Since Francine Shapiro’s initial pilot research in 1989, the results of more than 30 randomised control trials (RCTs) investigating the effectiveness of EMDR Therapy for the treatment of PTSD have been publised, providing evidence for EMDR as an effective trauma therapy (De Jong et al., 2019). Results from several meta-analyses have reported EMDR Therapy to be an efficient and effective treatment for PTSD (Lee & Cuijpers, 2013; Maxfield & Hyer, 2002; Rodenburg et al., 2009; Sack, Lempa & Lamprecht, 2001; Spector & Reed, 1999; van Etten & Taylor, 1998). 

It is important to note that EMDR studies have been criticised by some for having poor methodology (Cusack et al, 2016). The World Health Organisation’s (WHO) 2013 report on treating PTSD found “insufficient evidence” to support EMDR for acute symptoms, and the UK National Institute for Health and Care Excellence's 2018 report on the treatment of PTSD found low to very-low evidence of efficacy for EMDR in treating PTSD.

To date, EMDR Therapy has not been shown to be more effective than other evidence based PTSD treatment and as it is still a relatively new therapy and so it is hard to draw long-term conclusions about its effectiveness.

There is emerging evidence for EMDR Therapy for presenting issues other than PTSD but it is still in the early stages and more research is required (Matthijssen et al., 2020). 

Limitations of EMDR

The biggest criticism of EMDR is that its underlying principals have been described as pseudoscience as they are unfalsifiable i.e. the hypotheses are vague and untestable. As detailed above, EMDR research has also been criticised for poor methodology.

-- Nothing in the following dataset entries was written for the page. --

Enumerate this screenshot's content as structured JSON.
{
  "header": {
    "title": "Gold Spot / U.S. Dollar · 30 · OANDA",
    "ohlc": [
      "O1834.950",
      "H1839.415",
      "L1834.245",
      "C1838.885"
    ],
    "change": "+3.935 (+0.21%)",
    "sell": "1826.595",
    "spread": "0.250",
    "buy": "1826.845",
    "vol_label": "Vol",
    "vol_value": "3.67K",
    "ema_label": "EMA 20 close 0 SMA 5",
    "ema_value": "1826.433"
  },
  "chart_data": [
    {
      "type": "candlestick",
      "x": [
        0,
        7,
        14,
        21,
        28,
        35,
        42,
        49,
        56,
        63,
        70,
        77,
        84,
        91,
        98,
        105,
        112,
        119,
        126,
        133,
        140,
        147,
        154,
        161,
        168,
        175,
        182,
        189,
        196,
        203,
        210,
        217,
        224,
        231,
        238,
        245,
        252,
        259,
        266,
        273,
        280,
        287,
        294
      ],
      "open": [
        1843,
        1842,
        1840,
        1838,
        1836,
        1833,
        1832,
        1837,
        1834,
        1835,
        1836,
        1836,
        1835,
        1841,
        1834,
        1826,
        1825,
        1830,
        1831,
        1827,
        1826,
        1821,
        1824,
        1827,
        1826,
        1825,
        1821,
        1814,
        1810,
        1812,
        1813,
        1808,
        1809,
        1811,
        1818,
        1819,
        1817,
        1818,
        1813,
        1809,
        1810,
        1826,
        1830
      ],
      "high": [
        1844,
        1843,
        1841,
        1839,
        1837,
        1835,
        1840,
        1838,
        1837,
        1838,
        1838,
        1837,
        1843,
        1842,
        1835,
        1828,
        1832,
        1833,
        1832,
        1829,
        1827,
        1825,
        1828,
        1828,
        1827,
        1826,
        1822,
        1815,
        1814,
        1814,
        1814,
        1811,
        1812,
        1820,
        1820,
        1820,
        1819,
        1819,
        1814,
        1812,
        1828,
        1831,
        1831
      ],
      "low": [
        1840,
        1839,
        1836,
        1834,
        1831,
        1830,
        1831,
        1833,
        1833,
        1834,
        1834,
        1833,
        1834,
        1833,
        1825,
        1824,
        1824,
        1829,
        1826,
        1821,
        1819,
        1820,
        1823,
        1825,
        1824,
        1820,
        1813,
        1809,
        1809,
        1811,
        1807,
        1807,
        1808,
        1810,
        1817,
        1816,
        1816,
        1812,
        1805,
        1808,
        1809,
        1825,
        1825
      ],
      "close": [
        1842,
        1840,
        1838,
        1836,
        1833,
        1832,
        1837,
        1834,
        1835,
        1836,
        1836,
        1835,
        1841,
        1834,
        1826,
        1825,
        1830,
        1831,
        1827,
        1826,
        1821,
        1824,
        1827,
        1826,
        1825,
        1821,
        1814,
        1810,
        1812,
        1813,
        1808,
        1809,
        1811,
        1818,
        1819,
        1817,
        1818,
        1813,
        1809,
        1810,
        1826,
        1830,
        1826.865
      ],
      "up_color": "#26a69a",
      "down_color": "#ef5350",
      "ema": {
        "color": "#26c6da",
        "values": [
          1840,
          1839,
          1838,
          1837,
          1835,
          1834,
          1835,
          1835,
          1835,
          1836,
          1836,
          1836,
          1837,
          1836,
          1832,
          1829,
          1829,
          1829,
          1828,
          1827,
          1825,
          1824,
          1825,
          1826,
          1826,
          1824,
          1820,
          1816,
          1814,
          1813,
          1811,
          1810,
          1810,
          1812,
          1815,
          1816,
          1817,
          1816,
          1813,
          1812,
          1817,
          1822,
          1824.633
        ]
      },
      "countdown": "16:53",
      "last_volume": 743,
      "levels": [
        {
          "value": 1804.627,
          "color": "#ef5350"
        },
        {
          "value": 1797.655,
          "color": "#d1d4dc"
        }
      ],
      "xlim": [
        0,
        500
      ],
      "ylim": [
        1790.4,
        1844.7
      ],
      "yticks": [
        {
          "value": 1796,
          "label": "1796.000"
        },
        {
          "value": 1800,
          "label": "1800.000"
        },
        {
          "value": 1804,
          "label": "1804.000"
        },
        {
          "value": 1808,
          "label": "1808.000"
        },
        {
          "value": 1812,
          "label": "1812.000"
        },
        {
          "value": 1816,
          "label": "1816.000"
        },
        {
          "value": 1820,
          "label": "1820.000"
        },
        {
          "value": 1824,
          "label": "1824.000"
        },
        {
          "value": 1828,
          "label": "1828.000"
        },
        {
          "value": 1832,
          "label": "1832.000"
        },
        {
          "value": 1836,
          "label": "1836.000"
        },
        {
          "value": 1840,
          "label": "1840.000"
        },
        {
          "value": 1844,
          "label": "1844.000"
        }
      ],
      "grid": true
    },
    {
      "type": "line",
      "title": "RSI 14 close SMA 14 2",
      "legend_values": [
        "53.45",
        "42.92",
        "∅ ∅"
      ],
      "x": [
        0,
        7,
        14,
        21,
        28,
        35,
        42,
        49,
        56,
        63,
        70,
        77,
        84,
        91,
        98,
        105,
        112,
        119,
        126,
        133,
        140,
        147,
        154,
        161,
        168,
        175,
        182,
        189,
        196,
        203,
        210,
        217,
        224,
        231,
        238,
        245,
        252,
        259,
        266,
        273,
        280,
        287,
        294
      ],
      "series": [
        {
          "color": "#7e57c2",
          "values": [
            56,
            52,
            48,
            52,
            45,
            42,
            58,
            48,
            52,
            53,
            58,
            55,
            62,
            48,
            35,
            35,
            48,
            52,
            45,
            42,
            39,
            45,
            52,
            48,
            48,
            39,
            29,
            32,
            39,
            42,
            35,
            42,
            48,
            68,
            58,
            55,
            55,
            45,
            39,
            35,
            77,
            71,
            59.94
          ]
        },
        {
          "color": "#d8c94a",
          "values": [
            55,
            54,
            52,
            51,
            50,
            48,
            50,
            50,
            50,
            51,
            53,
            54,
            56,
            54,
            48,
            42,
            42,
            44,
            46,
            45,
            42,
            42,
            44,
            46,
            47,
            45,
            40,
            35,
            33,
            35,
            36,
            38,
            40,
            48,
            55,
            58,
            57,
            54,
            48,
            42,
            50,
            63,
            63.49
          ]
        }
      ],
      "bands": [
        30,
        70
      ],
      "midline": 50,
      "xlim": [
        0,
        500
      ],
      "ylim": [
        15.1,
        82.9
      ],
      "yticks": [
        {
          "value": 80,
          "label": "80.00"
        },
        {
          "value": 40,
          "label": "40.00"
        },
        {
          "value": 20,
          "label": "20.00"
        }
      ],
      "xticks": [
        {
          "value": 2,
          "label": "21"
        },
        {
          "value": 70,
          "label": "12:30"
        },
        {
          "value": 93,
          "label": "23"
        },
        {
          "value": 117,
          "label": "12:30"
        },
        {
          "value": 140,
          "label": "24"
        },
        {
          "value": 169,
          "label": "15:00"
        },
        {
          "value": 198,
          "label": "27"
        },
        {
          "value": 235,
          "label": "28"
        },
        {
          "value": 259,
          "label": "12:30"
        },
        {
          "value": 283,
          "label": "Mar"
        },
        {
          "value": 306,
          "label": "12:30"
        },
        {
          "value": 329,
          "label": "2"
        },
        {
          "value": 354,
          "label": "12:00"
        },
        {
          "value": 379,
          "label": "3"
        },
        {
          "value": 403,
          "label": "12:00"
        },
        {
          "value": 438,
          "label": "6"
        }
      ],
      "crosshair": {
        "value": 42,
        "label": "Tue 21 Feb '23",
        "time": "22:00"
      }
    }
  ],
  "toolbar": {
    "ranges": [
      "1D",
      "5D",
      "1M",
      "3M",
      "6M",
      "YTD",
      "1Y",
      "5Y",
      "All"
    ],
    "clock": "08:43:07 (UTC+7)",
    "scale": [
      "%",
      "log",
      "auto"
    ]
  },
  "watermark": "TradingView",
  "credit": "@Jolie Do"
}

EMDR Therapy is considered inappropriate for those vulnerable to dissociation or with dissociation disorders, unless the clinician is specially trained to deliver EMDR for those with dissociation. 

EMDR Therapy can actually have an adverse effect if delivered to soon after the distressing event i.e. when the person is in shock. However, this is true for all trauma therapies. Supportive therapy, rather than processing therapies, are more appropriate in the immediate aftermath of a traumatic or distressing event.